L’ultima fatica creativa di Stratton è stata svelata al pubblico il 9 novembre, durante il lancio del primo capitolo della trilogia Smuggler’s Blues alla Swift Hiberian Lounge di New York (34 East 4th Street), promosso da Big House Productions, Quiet Lunch, e Bodega de la Haba.
“Il libro – spiega Richard – racconta i quindici anni che ho passato come trafficante di hashish e di marijuana, entrambe derivati dalla pianta cannabis.

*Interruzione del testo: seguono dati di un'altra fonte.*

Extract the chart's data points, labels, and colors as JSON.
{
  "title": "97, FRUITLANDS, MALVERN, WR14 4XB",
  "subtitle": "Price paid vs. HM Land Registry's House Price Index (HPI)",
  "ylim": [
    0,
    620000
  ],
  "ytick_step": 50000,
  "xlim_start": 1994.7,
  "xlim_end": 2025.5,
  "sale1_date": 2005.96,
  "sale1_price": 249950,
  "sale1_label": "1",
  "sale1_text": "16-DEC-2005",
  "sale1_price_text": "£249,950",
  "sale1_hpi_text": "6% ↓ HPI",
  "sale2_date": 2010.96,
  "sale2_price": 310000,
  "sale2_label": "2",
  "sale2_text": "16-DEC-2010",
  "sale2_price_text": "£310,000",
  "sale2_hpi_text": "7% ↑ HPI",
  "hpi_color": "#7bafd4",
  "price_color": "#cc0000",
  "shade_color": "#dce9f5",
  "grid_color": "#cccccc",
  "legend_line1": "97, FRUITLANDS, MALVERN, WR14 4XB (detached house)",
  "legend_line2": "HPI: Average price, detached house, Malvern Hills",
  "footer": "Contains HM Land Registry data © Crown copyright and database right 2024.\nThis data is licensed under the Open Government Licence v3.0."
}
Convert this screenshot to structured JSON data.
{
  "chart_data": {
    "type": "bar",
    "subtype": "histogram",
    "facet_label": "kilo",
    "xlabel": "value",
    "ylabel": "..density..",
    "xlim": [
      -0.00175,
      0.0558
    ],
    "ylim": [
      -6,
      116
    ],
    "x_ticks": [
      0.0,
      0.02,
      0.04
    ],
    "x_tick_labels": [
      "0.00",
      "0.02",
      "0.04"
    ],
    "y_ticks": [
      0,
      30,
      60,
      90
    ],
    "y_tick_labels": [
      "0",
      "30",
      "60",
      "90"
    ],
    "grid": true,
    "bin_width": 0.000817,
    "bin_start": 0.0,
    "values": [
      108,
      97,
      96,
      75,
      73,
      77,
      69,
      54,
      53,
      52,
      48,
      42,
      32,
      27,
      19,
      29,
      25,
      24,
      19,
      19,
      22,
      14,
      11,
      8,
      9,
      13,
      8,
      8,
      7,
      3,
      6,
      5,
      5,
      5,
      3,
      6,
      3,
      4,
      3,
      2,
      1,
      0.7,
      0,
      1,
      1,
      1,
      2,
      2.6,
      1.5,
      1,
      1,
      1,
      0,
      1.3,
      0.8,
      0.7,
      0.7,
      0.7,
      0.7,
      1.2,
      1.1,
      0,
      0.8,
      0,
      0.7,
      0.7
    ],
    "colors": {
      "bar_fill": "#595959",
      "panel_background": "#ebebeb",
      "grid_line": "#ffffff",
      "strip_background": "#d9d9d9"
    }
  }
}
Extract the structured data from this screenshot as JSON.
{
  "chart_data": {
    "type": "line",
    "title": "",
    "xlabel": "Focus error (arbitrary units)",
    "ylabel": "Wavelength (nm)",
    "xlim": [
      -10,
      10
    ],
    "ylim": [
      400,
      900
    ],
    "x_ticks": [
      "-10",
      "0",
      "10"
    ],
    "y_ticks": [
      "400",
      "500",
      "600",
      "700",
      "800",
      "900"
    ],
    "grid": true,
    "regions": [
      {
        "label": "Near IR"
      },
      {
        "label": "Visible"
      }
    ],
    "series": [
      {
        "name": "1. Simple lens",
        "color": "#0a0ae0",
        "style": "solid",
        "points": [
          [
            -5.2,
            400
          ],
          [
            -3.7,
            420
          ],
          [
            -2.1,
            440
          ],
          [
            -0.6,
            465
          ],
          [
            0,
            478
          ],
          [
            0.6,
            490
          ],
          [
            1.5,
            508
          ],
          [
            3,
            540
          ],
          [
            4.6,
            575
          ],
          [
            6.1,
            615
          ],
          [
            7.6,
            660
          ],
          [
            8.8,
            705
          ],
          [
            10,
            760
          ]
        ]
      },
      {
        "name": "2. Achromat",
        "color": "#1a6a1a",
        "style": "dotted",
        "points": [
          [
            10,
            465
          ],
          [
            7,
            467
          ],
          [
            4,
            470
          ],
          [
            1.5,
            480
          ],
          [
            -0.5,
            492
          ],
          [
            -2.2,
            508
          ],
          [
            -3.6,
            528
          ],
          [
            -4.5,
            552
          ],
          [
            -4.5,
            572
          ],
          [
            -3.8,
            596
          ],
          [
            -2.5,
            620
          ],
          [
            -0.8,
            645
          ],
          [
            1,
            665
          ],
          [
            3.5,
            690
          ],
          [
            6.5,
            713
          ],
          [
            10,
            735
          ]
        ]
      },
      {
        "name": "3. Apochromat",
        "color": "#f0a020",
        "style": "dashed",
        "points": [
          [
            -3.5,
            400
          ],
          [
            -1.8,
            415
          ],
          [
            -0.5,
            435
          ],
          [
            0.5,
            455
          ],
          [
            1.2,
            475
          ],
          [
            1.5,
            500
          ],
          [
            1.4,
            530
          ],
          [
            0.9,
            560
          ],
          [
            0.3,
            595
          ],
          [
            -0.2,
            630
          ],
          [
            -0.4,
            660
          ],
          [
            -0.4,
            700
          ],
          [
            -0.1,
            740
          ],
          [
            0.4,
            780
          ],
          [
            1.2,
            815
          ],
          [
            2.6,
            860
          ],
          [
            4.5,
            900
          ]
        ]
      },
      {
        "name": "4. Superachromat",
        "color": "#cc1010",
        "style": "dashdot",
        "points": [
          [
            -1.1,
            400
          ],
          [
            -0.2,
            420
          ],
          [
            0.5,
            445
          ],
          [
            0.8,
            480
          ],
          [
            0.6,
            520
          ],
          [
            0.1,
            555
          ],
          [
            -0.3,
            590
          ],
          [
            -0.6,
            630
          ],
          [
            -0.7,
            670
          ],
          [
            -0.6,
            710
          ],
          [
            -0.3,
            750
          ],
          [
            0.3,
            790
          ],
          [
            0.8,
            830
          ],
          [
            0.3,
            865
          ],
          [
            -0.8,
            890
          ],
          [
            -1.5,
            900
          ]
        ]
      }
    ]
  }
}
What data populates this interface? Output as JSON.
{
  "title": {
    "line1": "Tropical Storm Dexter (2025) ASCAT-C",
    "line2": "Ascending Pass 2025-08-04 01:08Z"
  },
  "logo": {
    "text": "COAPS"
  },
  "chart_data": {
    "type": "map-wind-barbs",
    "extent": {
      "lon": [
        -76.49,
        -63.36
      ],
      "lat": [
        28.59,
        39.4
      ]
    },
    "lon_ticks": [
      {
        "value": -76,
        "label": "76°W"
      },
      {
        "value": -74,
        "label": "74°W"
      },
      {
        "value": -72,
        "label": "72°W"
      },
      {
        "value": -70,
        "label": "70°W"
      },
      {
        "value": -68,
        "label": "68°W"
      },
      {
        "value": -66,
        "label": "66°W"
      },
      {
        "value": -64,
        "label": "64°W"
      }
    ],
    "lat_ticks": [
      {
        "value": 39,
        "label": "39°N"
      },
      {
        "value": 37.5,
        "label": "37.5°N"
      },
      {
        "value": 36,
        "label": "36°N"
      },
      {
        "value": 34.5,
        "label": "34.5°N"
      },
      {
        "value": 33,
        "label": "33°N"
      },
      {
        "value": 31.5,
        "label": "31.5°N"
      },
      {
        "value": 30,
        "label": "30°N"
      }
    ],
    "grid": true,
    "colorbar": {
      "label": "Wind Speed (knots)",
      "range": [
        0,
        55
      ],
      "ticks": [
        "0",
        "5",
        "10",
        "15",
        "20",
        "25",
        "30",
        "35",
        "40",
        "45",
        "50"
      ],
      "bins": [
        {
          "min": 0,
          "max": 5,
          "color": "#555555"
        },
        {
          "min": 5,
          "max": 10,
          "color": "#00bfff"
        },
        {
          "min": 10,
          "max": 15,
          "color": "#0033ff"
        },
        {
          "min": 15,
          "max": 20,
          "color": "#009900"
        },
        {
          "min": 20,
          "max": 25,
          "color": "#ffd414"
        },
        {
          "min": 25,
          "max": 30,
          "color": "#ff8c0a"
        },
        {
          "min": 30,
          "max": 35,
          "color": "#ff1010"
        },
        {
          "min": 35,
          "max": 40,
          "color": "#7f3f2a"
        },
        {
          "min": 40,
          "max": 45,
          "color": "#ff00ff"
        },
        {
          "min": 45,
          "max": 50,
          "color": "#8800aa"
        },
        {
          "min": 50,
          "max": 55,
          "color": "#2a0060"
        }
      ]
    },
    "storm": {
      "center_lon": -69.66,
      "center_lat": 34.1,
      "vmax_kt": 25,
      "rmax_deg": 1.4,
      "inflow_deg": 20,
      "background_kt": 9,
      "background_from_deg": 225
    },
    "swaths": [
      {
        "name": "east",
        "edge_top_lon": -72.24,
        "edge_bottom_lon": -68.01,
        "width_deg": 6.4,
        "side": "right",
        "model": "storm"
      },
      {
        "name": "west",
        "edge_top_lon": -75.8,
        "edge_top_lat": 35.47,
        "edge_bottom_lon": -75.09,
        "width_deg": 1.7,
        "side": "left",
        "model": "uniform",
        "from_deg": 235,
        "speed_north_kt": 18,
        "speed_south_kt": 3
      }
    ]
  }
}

La marijuana, ovvero la foglia che viene fumata, per molti anni in seguito alla revoca del proibizionismo dell’alcol fu demonizzata in quanto erba dalle radici infernali. Venivano conseguentemente assegnate severissime condanne per chi ne veniva trovato in possesso. Tuttora troppi americani stanno scontando la pena e questo libro è dedicato a loro”.

La copertina di Smuggler’s Blues, di Richard Stratton.
Il libro, scaricabile su internet, adotta una struttura seriale sia a livello narrativo sia a livello di fruizione, Richard ha commentato la formula sperimentale con ironia: “Scrivere questo libro serializzato è stato un grande rischio, ma la cosa bella è che per questo rischio non possono sbattermi dentro”.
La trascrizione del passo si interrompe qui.